Het verhaal start in de late barok van de zeventiende eeuw en gaat van daaruit verder naar de rococo in Zuid Duitsland en de Franse en Engelse schilderkunst van de 18de eeuw. Vervolgens wordt de reactieve kunst van de verlichting, het neoclassicisme onder de loep genomen.
In de beeldende kunst kan het strenge neoclassicisme gezien worden als de tegenpool van de romantiek. Reeds tegen het einde van de 18de eeuw kondigt zich de nieuwe, op gevoel gerichte, visie van de romantiek aan. Het op het verstand gerichte rationalisme maakt langzaam plaats voor een meer persoonlijke beleving, die vooral in de relatie met de natuur gevonden wordt. In de natuur voelt men zich vrij. De natuur wordt beschreven als een inspiratiebron voor een harmonisch en gelukkig leven. De schilders uit de Duitse romantiek geven een bijzondere verbeelding van het diepe besef van de grootsheid van de natuur.

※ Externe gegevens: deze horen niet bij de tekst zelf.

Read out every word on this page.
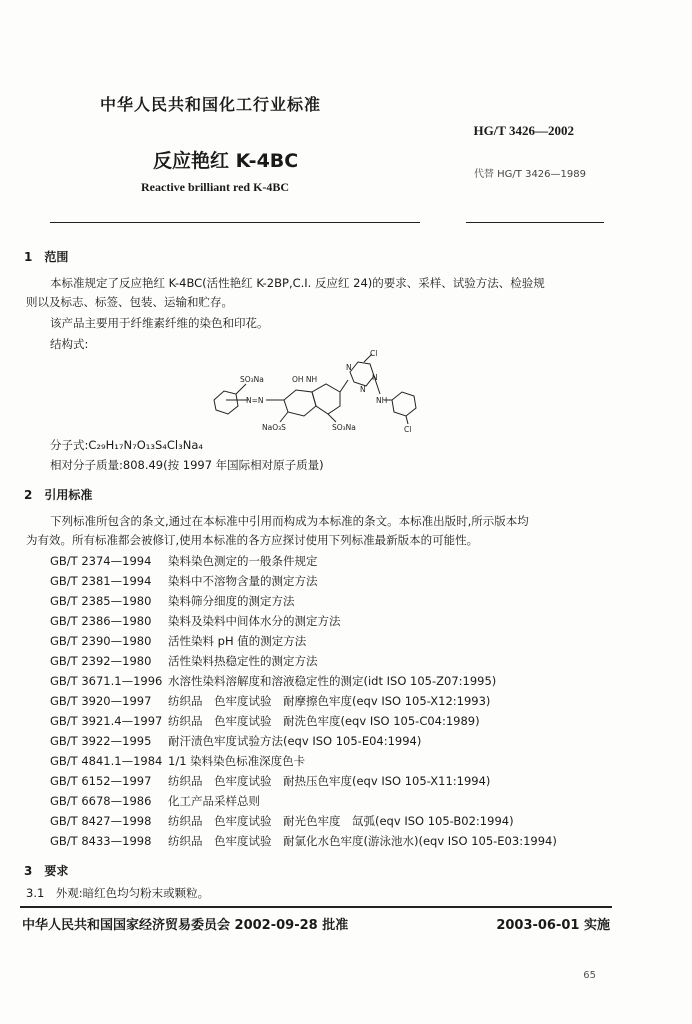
中华人民共和国化工行业标准
HG/T 3426—2002
反应艳红 K-4BC
代替 HG/T 3426—1989
Reactive brilliant red K-4BC
1　范围
本标准规定了反应艳红 K-4BC(活性艳红 K-2BP,C.I. 反应红 24)的要求、采样、试验方法、检验规
则以及标志、标签、包装、运输和贮存。
该产品主要用于纤维素纤维的染色和印花。
结构式:
Cl
N
N
N
SO₃Na	OH NH
N=N	NH
NaO₃S	SO₃Na	Cl
分子式:C₂₉H₁₇N₇O₁₃S₄Cl₃Na₄
相对分子质量:808.49(按 1997 年国际相对原子质量)
2　引用标准
下列标准所包含的条文,通过在本标准中引用而构成为本标准的条文。本标准出版时,所示版本均
为有效。所有标准都会被修订,使用本标准的各方应探讨使用下列标准最新版本的可能性。
GB/T 2374—1994 染料染色测定的一般条件规定
GB/T 2381—1994 染料中不溶物含量的测定方法
GB/T 2385—1980 染料筛分细度的测定方法
GB/T 2386—1980 染料及染料中间体水分的测定方法
GB/T 2390—1980 活性染料 pH 值的测定方法
GB/T 2392—1980 活性染料热稳定性的测定方法
GB/T 3671.1—1996 水溶性染料溶解度和溶液稳定性的测定(idt ISO 105-Z07:1995)
GB/T 3920—1997 纺织品　色牢度试验　耐摩擦色牢度(eqv ISO 105-X12:1993)
GB/T 3921.4—1997 纺织品　色牢度试验　耐洗色牢度(eqv ISO 105-C04:1989)
GB/T 3922—1995 耐汗渍色牢度试验方法(eqv ISO 105-E04:1994)
GB/T 4841.1—1984 1/1 染料染色标准深度色卡
GB/T 6152—1997 纺织品　色牢度试验　耐热压色牢度(eqv ISO 105-X11:1994)
GB/T 6678—1986 化工产品采样总则
GB/T 8427—1998 纺织品　色牢度试验　耐光色牢度　氙弧(eqv ISO 105-B02:1994)
GB/T 8433—1998 纺织品　色牢度试验　耐氯化水色牢度(游泳池水)(eqv ISO 105-E03:1994)
3　要求
3.1　外观:暗红色均匀粉末或颗粒。
中华人民共和国国家经济贸易委员会 2002-09-28 批准	2003-06-01 实施
65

De kunst rond de schijnbare maatschappelijke bevrijding van Frankrijk onder Napoleon (Empirestijl) brengt schilders voort van grote historiestukken. Ze laveren tussen het neoclassicisme en de romantiek. In Engeland zijn schilders zoals Turner met zijn sfeervolle picturaliteit al een voorbode van het impressionisme.
Een onderwerp dat ook aan bod komt, is de positie van de kunstenaars in de maatschappij. In de eerste helft van de negentiende eeuw was de ‘Salon’ als instituut oppermachtig. Kunstenaars die werden afgewezen door de jury van de Salon waren vaak brodeloos. De groeiende weerstand van enkele kunstenaars tegen de dominante positie van de Salon leidde tot het realisme. Deze sociaal-geëngageerde stijl schiep ruimte voor de ontwikkeling van de moderne kunst. Uit de ideeën van het realisme ontwikkelt zich het impressionisme. Monet wordt de pionier van de moderne kunst.
De grootste vernieuwing komt echter op naam van de post-impressionisten. We zullen werken bespreken van Vincent van Gogh, Paul Gauguin en Paul Cezanne.